A l'occasion des 80 ans de la libération de Rennes, (re)découvrez l'ensemble des
contributions autour de la Seconde Guerre mondiale et de la libération sur Wiki-Rennes.
La peste à Rennes
La "mort noire", épidémie récurrente
Déjà, pendant l'année 1483, les registres capitulaires de Saint-Pierre de Rennes ont gardé des traces assez curieuses de la peste dans plusieurs délibérations des derniers mois de cette année. On y voit que les chanoines avaient quitté la place, fuyant devant le fléau, comme de simples mortels ; sauf un qui resta intrépide à son poste, et qu'on voit réunissant sous sa présidence les grands chapelains suppléants à l'absence des seigneurs du Chapitre, prenant avec eux des délibérations, nommant les officiers du Chapitre, réglant les affaires et les intérêts de ce corps, au milieu de la débandade générale. On trouve ainsi une de ces ordonnances rendues par « Messire Pierre Mehaud, docteur en l'un et l'autre droit, comme dit le protocole des actes, seul des seigneurs chanoines à present résidant en léglise de Rennes, attendu l'absence des autres, à cause de la peste qui a sévi et qui sévit encore dans la cité et les forsbourgs de Rennes » [1]

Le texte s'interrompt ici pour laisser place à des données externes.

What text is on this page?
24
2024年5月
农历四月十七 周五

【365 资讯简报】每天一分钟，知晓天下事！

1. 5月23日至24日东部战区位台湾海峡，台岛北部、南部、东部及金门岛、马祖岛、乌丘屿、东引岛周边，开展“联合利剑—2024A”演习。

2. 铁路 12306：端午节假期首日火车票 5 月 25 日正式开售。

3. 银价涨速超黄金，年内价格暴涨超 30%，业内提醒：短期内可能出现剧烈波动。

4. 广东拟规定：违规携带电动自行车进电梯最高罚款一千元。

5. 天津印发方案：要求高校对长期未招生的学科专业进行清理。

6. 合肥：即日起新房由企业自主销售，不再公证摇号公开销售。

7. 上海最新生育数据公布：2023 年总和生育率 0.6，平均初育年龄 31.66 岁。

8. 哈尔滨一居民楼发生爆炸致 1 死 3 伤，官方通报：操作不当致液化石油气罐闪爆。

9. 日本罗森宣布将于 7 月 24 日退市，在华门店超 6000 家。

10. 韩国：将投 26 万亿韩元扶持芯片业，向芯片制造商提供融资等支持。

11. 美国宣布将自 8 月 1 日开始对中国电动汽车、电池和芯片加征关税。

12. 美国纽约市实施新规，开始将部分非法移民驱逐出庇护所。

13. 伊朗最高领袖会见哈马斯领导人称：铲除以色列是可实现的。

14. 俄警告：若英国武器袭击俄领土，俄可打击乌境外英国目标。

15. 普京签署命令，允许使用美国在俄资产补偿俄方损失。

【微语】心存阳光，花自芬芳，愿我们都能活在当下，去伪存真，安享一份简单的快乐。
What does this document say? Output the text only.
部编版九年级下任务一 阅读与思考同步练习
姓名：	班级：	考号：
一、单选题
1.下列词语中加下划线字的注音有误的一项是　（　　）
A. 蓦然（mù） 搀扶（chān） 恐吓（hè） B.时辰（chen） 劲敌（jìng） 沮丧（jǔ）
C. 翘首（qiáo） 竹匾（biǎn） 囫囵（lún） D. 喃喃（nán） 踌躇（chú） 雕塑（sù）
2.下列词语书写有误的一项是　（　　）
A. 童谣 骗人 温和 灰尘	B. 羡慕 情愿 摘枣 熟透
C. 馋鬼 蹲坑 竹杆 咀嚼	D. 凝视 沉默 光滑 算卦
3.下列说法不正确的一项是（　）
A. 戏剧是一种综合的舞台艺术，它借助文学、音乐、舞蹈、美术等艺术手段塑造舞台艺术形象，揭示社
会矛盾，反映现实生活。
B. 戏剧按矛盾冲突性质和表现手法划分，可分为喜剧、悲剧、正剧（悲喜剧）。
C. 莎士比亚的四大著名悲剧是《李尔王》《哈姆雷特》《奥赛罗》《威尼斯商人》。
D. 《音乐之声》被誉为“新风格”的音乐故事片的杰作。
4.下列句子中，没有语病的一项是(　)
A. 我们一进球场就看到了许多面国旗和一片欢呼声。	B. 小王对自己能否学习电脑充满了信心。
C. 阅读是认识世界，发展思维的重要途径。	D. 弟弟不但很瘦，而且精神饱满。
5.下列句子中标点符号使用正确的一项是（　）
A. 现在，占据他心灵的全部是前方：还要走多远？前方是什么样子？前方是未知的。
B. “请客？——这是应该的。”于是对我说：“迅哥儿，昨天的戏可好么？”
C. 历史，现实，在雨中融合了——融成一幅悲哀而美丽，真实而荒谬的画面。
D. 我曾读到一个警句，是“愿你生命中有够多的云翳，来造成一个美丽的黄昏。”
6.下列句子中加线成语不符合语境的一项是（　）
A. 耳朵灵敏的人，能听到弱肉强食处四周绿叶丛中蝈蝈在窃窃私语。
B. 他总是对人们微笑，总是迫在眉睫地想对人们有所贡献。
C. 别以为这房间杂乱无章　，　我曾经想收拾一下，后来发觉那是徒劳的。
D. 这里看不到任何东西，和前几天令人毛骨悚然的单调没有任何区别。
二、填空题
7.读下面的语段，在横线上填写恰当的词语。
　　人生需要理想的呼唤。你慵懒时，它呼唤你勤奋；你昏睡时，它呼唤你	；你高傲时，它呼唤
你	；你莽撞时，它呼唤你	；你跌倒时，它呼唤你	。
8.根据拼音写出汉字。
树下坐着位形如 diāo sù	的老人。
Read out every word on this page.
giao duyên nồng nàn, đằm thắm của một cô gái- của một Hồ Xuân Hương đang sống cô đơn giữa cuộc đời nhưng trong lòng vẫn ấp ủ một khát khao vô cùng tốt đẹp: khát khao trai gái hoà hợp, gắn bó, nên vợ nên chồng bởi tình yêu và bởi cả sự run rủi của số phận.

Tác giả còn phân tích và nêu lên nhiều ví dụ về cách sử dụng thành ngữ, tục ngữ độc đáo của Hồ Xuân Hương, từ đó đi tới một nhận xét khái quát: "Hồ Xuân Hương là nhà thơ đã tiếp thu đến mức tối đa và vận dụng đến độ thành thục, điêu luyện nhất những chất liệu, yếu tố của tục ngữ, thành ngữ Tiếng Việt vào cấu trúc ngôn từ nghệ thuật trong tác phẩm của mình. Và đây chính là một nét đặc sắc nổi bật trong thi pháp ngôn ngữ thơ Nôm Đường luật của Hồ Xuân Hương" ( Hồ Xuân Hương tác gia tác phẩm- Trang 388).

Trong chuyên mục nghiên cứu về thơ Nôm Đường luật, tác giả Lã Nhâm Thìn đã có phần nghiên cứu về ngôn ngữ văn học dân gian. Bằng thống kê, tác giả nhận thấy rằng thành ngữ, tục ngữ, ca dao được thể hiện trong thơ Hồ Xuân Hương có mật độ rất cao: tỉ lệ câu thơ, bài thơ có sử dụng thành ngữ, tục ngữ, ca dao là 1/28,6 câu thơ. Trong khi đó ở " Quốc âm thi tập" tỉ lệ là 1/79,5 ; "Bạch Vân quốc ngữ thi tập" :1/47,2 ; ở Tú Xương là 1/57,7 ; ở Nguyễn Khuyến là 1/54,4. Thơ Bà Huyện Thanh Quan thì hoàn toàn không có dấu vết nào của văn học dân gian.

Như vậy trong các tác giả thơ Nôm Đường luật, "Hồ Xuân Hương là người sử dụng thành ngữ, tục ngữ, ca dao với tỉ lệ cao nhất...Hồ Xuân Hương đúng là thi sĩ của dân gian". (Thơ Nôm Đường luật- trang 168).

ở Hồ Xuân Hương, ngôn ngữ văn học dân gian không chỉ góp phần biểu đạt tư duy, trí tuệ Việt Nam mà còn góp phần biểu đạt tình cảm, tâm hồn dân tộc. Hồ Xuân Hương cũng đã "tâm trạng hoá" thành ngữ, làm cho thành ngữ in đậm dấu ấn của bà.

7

La peste, bubonique ou pulmonaire, la "mort noire", sévit plusieurs fois à Rennes au XVIe et au XVIIe siècle. Dès 1505 , Anne de Bretagne, lors d'un Tro Breizh, avait évité Rennes par crainte d'une épidémie de peste. On la constate en 1563-1564. Dès 1632 on avait construit à Rennes, au lieu-dit La Croix-Rocheraud , un établissement destiné exclusivement aux mendiants pestiférés, sous le nom d'hôpital de la Santé. Auparavant ils étaient reçus à Saint-Yves et les morts inhumés dans un terrain appartenant à l'hôpital, près d'une croix Rocheraud. [2] Pendant les décennies qui suivirent 1563, la peste qui n'avait plus fait parler d'elle depuis l'épidémie de 1507-1509 allait sévir à l'état endémique, avec des accalmies de quelques années séparées par de mortelles recrudescences en 1582-1585, de 1588 à 1602, en 1605, de 1607 à 1617, de 1622 à 1627, en 1628, de 1629 à 1634, en 1636-1637 et une dernière fois en 1640.
A chaque poussée, c'était la même panique : "le Parlement quittait Rennes pour une ville moins atteinte dans les environs, et on prenait quelques mesures d'hygiène qui devaient être périodiquement renouvelées : curage des fossés, évacuation des prisons encombrées, interdiction de laisser les pourceaux errer dans les rues sous peine de confiscation au profit de l'Hôtel-Dieu, fermeture des écoles et des tavernes, sanctions contre les malades s'échappant de leurs maisons cadenassées, expulsion des marchands ambulants, on défend les rassemblements, on défend de tirer le Papegaut, on défend les représentations des Mystères à peine d'emprisonnement des comédiens, etc. Puis la mortalité diminuait, le Parlement revenait, les Jésuites rouvraient leur collège de Toussaints, jusqu'à la prochaine alerte". Lors de la peste de 1605, 500 personnes furent hospitalisées dans de nouveaux bâtiments à la Croix-Rocheron mais dans l'intervalle des épidémies, le Sanitat servait d'asile aux vieillards et aux mendiants. Des médecins et chirurgiens supplémentaires durent être engagés. Grâce à la générosité du prévôt Pierre Alleaume, le bâtiment sud de l'Hôtel-Dieu Saint-Yves [3] fut rénové en 1617-1620, et un autre construit à l'est ; et les échevins suivant cet exemple firent édifier d'autres salles à l'ouest, au long de la rue du Port-Saint-Yves. L'ensemble représentait, en 1636, un quadrilatère d'environ 40 m de côté, et 220 malades y trouvaient place. [4] Le 29 juillet 1624, on annula la distribution des prix au collège des jésuites.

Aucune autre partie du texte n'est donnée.